Imagine following labels and splitting
[010|101|10]
So you have 8 data points, 4 per class and you split it to 3 folds, leading to 2 folds with 3 elements and one with 2. Now let us assume that during cross validation you get following preds
[010|100|00]
thus, your scores are [100%, 67%, 50%], and cross val score (as an average) is around 72%. Now what about accuracy over predictions? You clearly have 6/8 things right, thus 75%. As you can see the scores are different, even thoug they both rely on cross validation. Here, the difference arises because the splits are not exactly the same size, thus this last "50%" is actually lowering total score because it is an avergae over just 2 samples (and the rest are based on 3).

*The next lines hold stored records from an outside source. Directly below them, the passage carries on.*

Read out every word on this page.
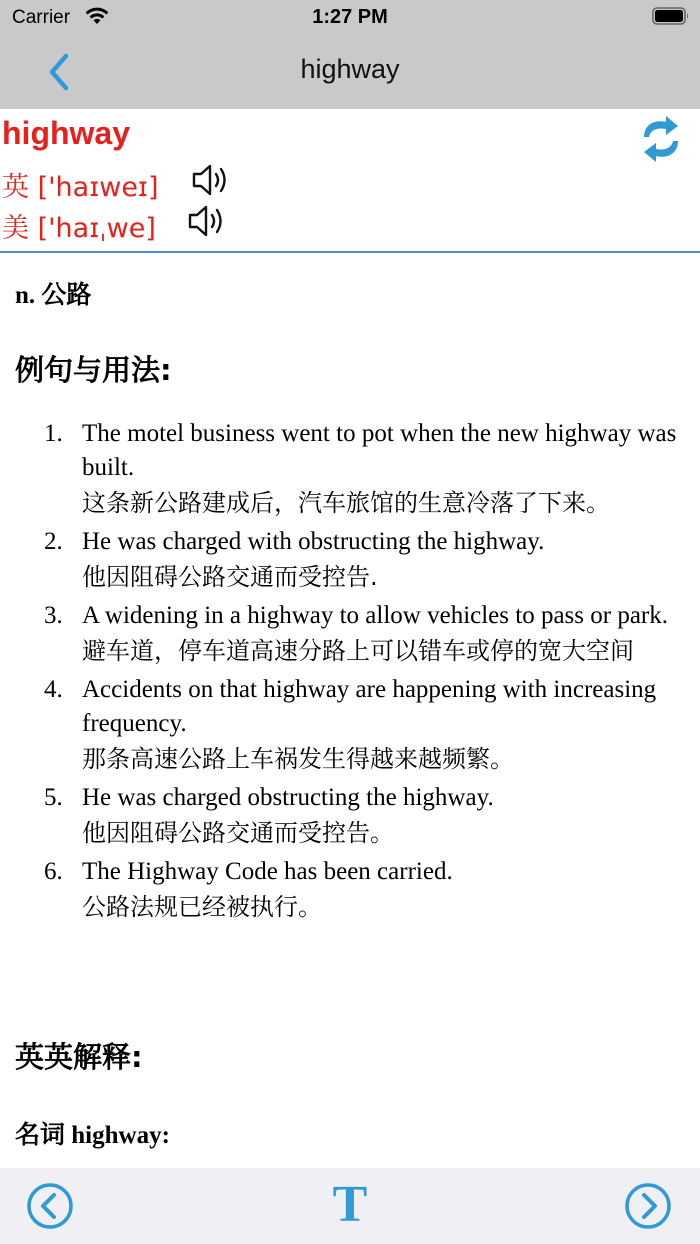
Carrier	1:27 PM
highway
highway
英 ['haɪweɪ]
美 ['haɪˌwe]
n. 公路
例句与用法:
1. The motel business went to pot when the new highway was built.
这条新公路建成后，汽车旅馆的生意冷落了下来。
2. He was charged with obstructing the highway.
他因阻碍公路交通而受控告.
3. A widening in a highway to allow vehicles to pass or park.
避车道，停车道高速分路上可以错车或停的宽大空间
4. Accidents on that highway are happening with increasing frequency.
那条高速公路上车祸发生得越来越频繁。
5. He was charged obstructing the highway.
他因阻碍公路交通而受控告。
6. The Highway Code has been carried.
公路法规已经被执行。
英英解释:
名词 highway:
T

There might be other similar phenomena, in general - it should boil down to the way averaging is computed. Thus - cross val score is an average over averages, which does not have to be an average over cross validation predictions.
In addition to lejlot's answer, another way that you might get slightly different results between cross_val_score and cross_val_predict is when the target classes are not distributed in a way that allows them to be evenly split between folds.
According to the documentation for cross_val_predict, if the estimator is a classifier and y is either binary or multiclass, StratifiedKFold is used by default. This may lead to a situation where even though the total number of instances in the dataset is divisible by the number of folds, you end up with folds of slightly different sizes, because the splitter is splitting based on the presence of the target. This can then lead to the issue where an average of averages is slightly different to an overall average.
For example, if you have 100 data points, and 33 of these are the target class, then KFold with n_splits=5 would split this into 5 folds of 20 observations, but StratifiedKFold would not necessarily give you equally-sized folds.